We can learn from many aspects of his example, but I want to focus now on the point which I believe was absolutely fundamental to his leadership model. When I was discussing his temptations, I noted that the third was: no compromise with the enemy’ – the devil, or whatever name you care to give to the forces of evil. As you will recall, Jesus dismissed any suggestion of a Faustian pact by declaring roundly: Thou shalt worship the Lord Thy God, and him only shalt thou serve.’ When faced with the temptation in such stark terms, we would all know how to respond. It would be so easy if the devil could be relied on to turn up with horns and a long tail, but he doesn’t do that. He is rather good at disguising himself to attract those who most want to do good. Faust of course was seeking complete satisfaction, however fleeting it might be, through the search for knowledge or beauty or truth. He thought his curiosity and appetite were so insatiable that he could risk doing a deal with the devil who would aid him in his quest. Like Faust we all have things we want to achieve, things that we think will make ourselves and perhaps others happier, things that we hope will make the world a better place. Many of our goals may be perfectly legitimate, and the devil seems to offer us a few harmless short cuts. The rot sets in as soon as we allow any secondary objective, however noble, to loom larger in our lives than the serious business of finding out and then carrying out what God wants us to do with the scraps of power, resource and responsibility large or small – that may have been placed in our hands.

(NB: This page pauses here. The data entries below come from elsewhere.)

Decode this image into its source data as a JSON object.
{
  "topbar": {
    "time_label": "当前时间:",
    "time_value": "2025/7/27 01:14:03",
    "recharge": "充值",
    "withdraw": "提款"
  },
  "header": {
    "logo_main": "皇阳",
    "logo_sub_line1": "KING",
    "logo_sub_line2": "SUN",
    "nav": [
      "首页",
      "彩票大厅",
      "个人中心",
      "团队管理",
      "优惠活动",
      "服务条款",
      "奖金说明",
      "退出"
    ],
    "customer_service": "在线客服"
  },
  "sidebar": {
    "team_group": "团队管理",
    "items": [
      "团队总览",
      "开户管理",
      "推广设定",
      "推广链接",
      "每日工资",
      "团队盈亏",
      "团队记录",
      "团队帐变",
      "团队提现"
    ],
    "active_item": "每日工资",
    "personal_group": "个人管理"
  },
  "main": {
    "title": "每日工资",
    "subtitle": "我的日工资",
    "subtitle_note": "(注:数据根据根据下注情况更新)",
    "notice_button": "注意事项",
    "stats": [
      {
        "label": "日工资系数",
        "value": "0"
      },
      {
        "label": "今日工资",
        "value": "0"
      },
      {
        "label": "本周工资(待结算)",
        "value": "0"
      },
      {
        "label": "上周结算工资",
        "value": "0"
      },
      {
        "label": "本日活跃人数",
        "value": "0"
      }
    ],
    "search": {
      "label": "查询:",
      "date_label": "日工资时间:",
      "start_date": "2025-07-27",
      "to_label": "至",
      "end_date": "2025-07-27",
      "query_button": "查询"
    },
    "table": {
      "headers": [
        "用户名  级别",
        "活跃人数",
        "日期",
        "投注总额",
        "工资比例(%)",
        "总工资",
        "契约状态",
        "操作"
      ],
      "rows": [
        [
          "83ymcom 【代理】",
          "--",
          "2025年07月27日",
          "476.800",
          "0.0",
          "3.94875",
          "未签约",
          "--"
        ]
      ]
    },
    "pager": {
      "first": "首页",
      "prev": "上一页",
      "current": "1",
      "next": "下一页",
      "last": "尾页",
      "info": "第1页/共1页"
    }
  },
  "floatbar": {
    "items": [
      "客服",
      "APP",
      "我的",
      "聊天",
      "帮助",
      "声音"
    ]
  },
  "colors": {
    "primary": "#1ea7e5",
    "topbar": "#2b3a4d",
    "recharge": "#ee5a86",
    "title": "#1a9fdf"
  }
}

Jesus must have had to wrestle with this temptation long and hard. Teaching and healing didn’t have to lead to bitter confrontation. There were plenty of Messianic prophecies which would have been consistent with a dazzling career, and might even have held out the hope, eventually, of a restored Jewish state. Jesus distanced himself from such ambitions because he sensed that his Messiahship should take a different form, based on the disturbing prophecies concerning the suffering servant. We believe that he was able to arrive at this understanding because he spent time, lots of time, alone in prayerful communication with his Father. His most important motivation was to do his Father’s will to do that was to serve God; to adopt any other priority was to serve some other god, which he would refuse to do.
What sort of man is this, that even the winds and the sea obey him? Jesus could give a strong lead because he knew that his one overriding priority was to do what his Father wanted. He invested a great deal of time and strenuous prayerful effort in working out what that was. Remember not just the agony of his prayer in the garden of Gethsemane, but also how often he withdrew into the desert to be alone in prayer. Having done that, having tested his conviction from every possible point of view, he could act on it with quiet and steady confidence, even when it led to what must have seemed to be, at least possibly, the utter defeat and annihilation of the Cross.
And that, I suggest, is the true model for our own leadership. Of course we must serve others, not ourselves. Of course we must concentrate on the reality, not the spin. But above all else we must take the time, searching our hearts in prayerful thought, to discover what it is that our God wants us to do with this little bit of power that has been entrusted to us. If we listen carefully, if we don’t make up our minds before we start, if we really want to know, he will tell us. And then we can set about doing it, quietly, steadily, confidently, with or without the approbation of our peers, but continually testing our own provisional understanding against our deepening knowledge of the nature of the god we serve.
What sort of man is this? His leadership is of course an impossibly tough act to follow, but if we will let his spirit of truth come to us in the storms of our life, his inner calm will still the tumult, and enable us to bring our little ship to land.